愛着形成と心理的安全を作ってあげることで、子どもの脳は健全に発育します。そして、人生の基盤になる「自己肯定感」と「他者肯定感」が高まります。

子どもにはいっぱい甘えさせてあげて、安心できる環境を作りましょう。

愛着形成と心理的安全とは

愛着とは「アタッチメント」とも言います。アタッチメントとは「子どもが不安や恐怖などのネガティブな感情を持っているときに、保護者とくっつくことで安心を取り戻そうとする本能」です。

子どもが甘えてきたときに、ハグをしたり「大好き」などの言葉をかけてあげたり、できるだけアタッチメントに応えてあげましょう。こうして養育者が子どもと愛着を作ること=愛着形成が脳の健全な発育に重要です。

そして心理的安全とは、子どもが安心できる環境のこと。甘えられる人が近くにいて、さらに家庭の人間関係がいい状態=子どもが安心できる環境を作ることも、脳の健全な発育に重要です。

愛着と心理的安全ができないと脳の発育を妨げる

乳児から幼児期にかけて、子どもの甘えを無視し続けると脳の発育が妨げられます。

自己肯定感が低くなったり、やる気に重要な「線条体」の働きが弱まって意欲が弱い子どもになったりする可能性が高まります。 参照元*1 *2

また、子どもにとってはじめての社会である家庭の人間関係が悪いと、「他者肯定感」が育ちません。他者肯定感とは「他人を肯定的に見て受け入れること」です。

養育者がイライラして、喧嘩したり𠮟られたりする頻度が多いと、家庭の緊張感が高まります。

子どもが安心できずびくびくしてすごすことになり、他人を必要以上に警戒するようになってしまうのです。

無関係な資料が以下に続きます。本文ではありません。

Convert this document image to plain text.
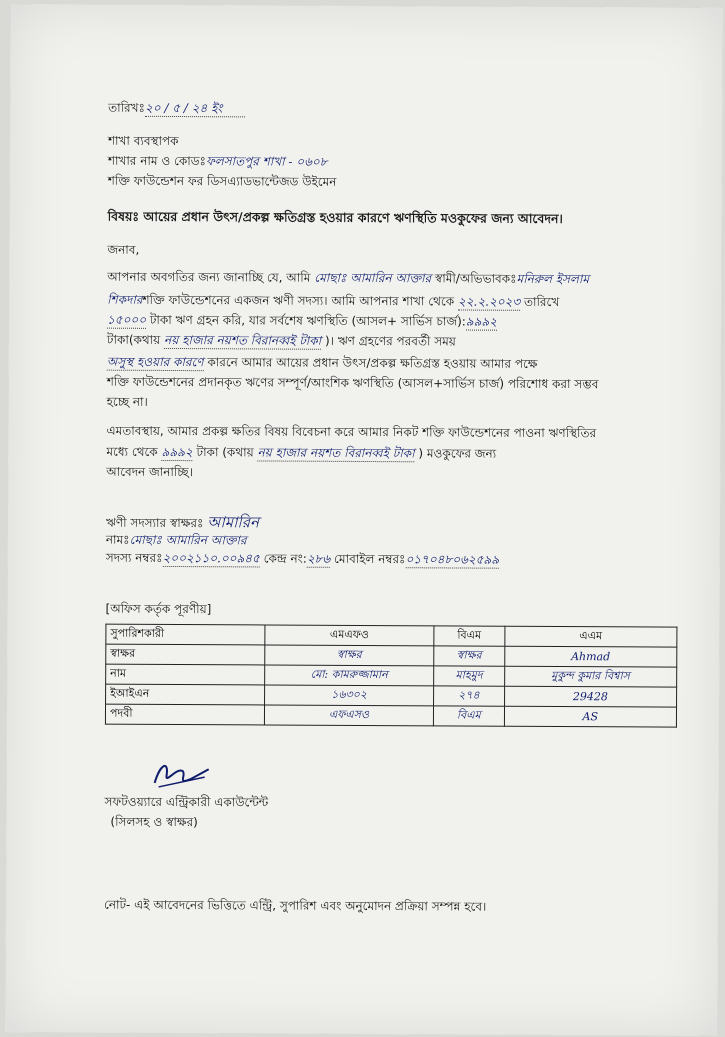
তারিখঃ২০ / ৫ / ২৪ ইং
শাখা ব্যবস্থাপক
শাখার নাম ও কোডঃফলসাতপুর শাখা - ০৬০৮
শক্তি ফাউন্ডেশন ফর ডিসএ্যাডভান্টেজড উইমেন
বিষয়ঃ আয়ের প্রধান উৎস/প্রকল্প ক্ষতিগ্রস্ত হওয়ার কারণে ঋণস্থিতি মওকুফের জন্য আবেদন।
জনাব,
আপনার অবগতির জন্য জানাচ্ছি যে, আমি মোছাঃ আমারিন আক্তার স্বামী/অভিভাবকঃমনিরুল ইসলাম
শিকদারশক্তি ফাউন্ডেশনের একজন ঋণী সদস্য। আমি আপনার শাখা থেকে ২২.২.২০২৩ তারিখে
১৫০০০ টাকা ঋণ গ্রহন করি, যার সর্বশেষ ঋণস্থিতি (আসল+ সার্ভিস চার্জ):৯৯৯২
টাকা(কথায় নয় হাজার নয়শত বিরানব্বই টাকা )। ঋণ গ্রহণের পরবর্তী সময়
অসুস্থ হওয়ার কারণে কারনে আমার আয়ের প্রধান উৎস/প্রকল্প ক্ষতিগ্রস্ত হওয়ায় আমার পক্ষে
শক্তি ফাউন্ডেশনের প্রদানকৃত ঋণের সম্পূর্ণ/আংশিক ঋণস্থিতি (আসল+সার্ভিস চার্জ) পরিশোধ করা সম্ভব
হচ্ছে না।
এমতাবস্থায়, আমার প্রকল্প ক্ষতির বিষয় বিবেচনা করে আমার নিকট শক্তি ফাউন্ডেশনের পাওনা ঋণস্থিতির
মধ্যে থেকে ৯৯৯২ টাকা (কথায় নয় হাজার নয়শত বিরানব্বই টাকা ) মওকুফের জন্য
আবেদন জানাচ্ছি।
ঋণী সদস্যার স্বাক্ষরঃ আমারিন
নামঃমোছাঃ আমারিন আক্তার
সদস্য নম্বরঃ২০০২১১০.০০৯৪৫ কেন্দ্র নং:২৮৬ মোবাইল নম্বরঃ০১৭০৪৮০৬২৫৯৯
[অফিস কর্তৃক পূরণীয়]
সুপারিশকারী	এমএফও	বিএম	এএম
স্বাক্ষর	স্বাক্ষর	স্বাক্ষর	Ahmad
নাম	মো: কামরুজ্জামান	মাহমুদ	মুকুন্দ কুমার বিশ্বাস
ইআইএন	১৬৩০২	২৭৪	29428
পদবী	এফএসও	বিএম	AS
সফটওয়্যারে এন্ট্রিকারী একাউন্টেন্ট
(সিলসহ ও স্বাক্ষর)
নোট- এই আবেদনের ভিত্তিতে এন্ট্রি, সুপারিশ এবং অনুমোদন প্রক্রিয়া সম্পন্ন হবে।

このようにして他者肯定感が下がると、人のことを警戒しすぎたり、少しのことで怒ったりしてしまいます。他人と信頼関係を結ぶのが難しくなってしまい、社会生活で不利になってしまうのです。

逆に他者肯定感が高いと、人との信頼関係を結びやすくなり、コミュニケーションも円滑に。将来の社会生活でとても有利になります。

また、親や養育者が喧嘩などで暴力・暴言を受けるの見ることを「面前DV」と言います。

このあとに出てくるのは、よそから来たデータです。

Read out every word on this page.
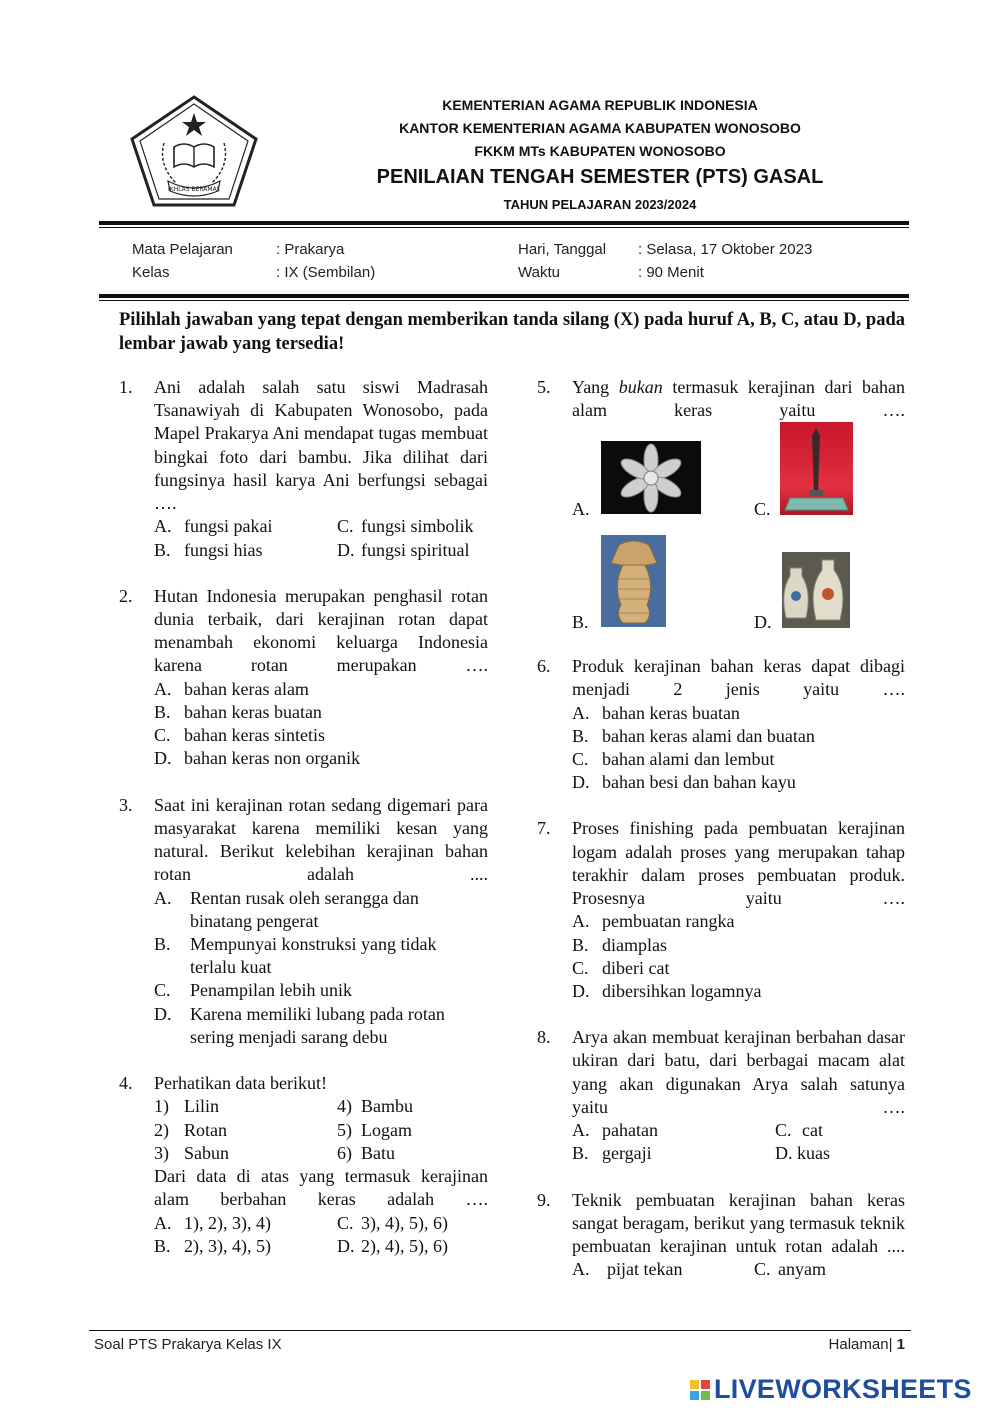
IKHLAS BERAMAL
KEMENTERIAN AGAMA REPUBLIK INDONESIA
KANTOR KEMENTERIAN AGAMA KABUPATEN WONOSOBO
FKKM MTs KABUPATEN WONOSOBO
PENILAIAN TENGAH SEMESTER (PTS) GASAL
TAHUN PELAJARAN 2023/2024
Mata Pelajaran	: Prakarya
Kelas	: IX (Sembilan)
Hari, Tanggal : Selasa, 17 Oktober 2023
Waktu	: 90 Menit
Pilihlah jawaban yang tepat dengan memberikan tanda silang (X) pada huruf A, B, C, atau D, pada lembar jawab yang tersedia!
1. Ani adalah salah satu siswi Madrasah Tsanawiyah di Kabupaten Wonosobo, pada Mapel Prakarya Ani mendapat tugas membuat bingkai foto dari bambu. Jika dilihat dari fungsinya hasil karya Ani berfungsi sebagai ….
A. fungsi pakai	C. fungsi simbolik
B. fungsi hias	D. fungsi spiritual
2. Hutan Indonesia merupakan penghasil rotan dunia terbaik, dari kerajinan rotan dapat menambah ekonomi keluarga Indonesia karena rotan merupakan ….
A. bahan keras alam
B. bahan keras buatan
C. bahan keras sintetis
D. bahan keras non organik
3. Saat ini kerajinan rotan sedang digemari para masyarakat karena memiliki kesan yang natural. Berikut kelebihan kerajinan bahan rotan adalah ....
A.	Rentan rusak oleh serangga dan binatang pengerat
B.	Mempunyai konstruksi yang tidak terlalu kuat
C.	Penampilan lebih unik
D.	Karena memiliki lubang pada rotan sering menjadi sarang debu
4. Perhatikan data berikut!
1) Lilin	4) Bambu
2) Rotan	5) Logam
3) Sabun	6) Batu
Dari data di atas yang termasuk kerajinan alam berbahan keras adalah ….
A. 1), 2), 3), 4)	C. 3), 4), 5), 6)
B. 2), 3), 4), 5)	D. 2), 4), 5), 6)
5. Yang bukan termasuk kerajinan dari bahan alam keras yaitu ….
6. Produk kerajinan bahan keras dapat dibagi menjadi 2 jenis yaitu ….
A. bahan keras buatan
B. bahan keras alami dan buatan
C. bahan alami dan lembut
D. bahan besi dan bahan kayu
7. Proses finishing pada pembuatan kerajinan logam adalah proses yang merupakan tahap terakhir dalam proses pembuatan produk. Prosesnya yaitu ….
A. pembuatan rangka
B. diamplas
C. diberi cat
D. dibersihkan logamnya
8. Arya akan membuat kerajinan berbahan dasar ukiran dari batu, dari berbagai macam alat yang akan digunakan Arya salah satunya yaitu ….
A. pahatan	C. cat
B. gergaji	D. kuas
9. Teknik pembuatan kerajinan bahan keras sangat beragam, berikut yang termasuk teknik pembuatan kerajinan untuk rotan adalah ....
A. pijat tekan	C. anyam
A.	C.
B.	D.
Soal PTS Prakarya Kelas IX	Halaman| 1
LIVEWORKSHEETS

面前DVにより視覚野の一部である舌状回が萎縮し、IQや記憶力が下がるなど、知能面への悪影響があると考えられています。 参照元*3

このように愛着と心理的安全を作れないと、脳・心に大きな悪影響を及ぼします。

愛着と心理的安全の作り方

子どもの脳が健全に発達するためには、思い切り甘えられて、安心できる環境・関係性がとても重要です。

無償の愛情を注ぐ

愛着形成のためには「無償の愛情」を注ぎましょう。無償の愛情とは「そのままのあなたを愛している」こと。

無償の愛情を注いで、子どもが「ありのままの自分で愛されている」という自己肯定感を育めれば、色々なことに前向きにチャレンジできるようになります。

一方で、頑張ったときや結果を出したときだけ褒めて精神的な愛情を与える「条件付きの愛情」では自己肯定感が育まれません。「頑張らなければ認められない」「結果を残さなければ愛されない」という後ろ向きな感情で頑張るようになります。

「条件付きの愛情」で努力して、人並み以上の成果を上げる人もいます。しかし、ありのままの自分を肯定できないため、成果を上げることでしか自分を肯定できません。

「成果を上げなければいけない」という義務感で人並み以上の努力をするため、ストレスホルモンが出やすく、幸福度は高くありません。体調不良や能力不足で成果を上げられなくなったときに、とても苦しむことになります。

また、できない人や頑張らない人を肯定できず、人に対しても厳しくなってしまうのです。

何もしていないときでも、ハグや頬ずり、手を繋ぐ、なでるなどたくさんスキンシップをして「大好き」「愛してる」など「無償の愛情」を注ぎましょう。これが人生の幸福度を高めるベースになります。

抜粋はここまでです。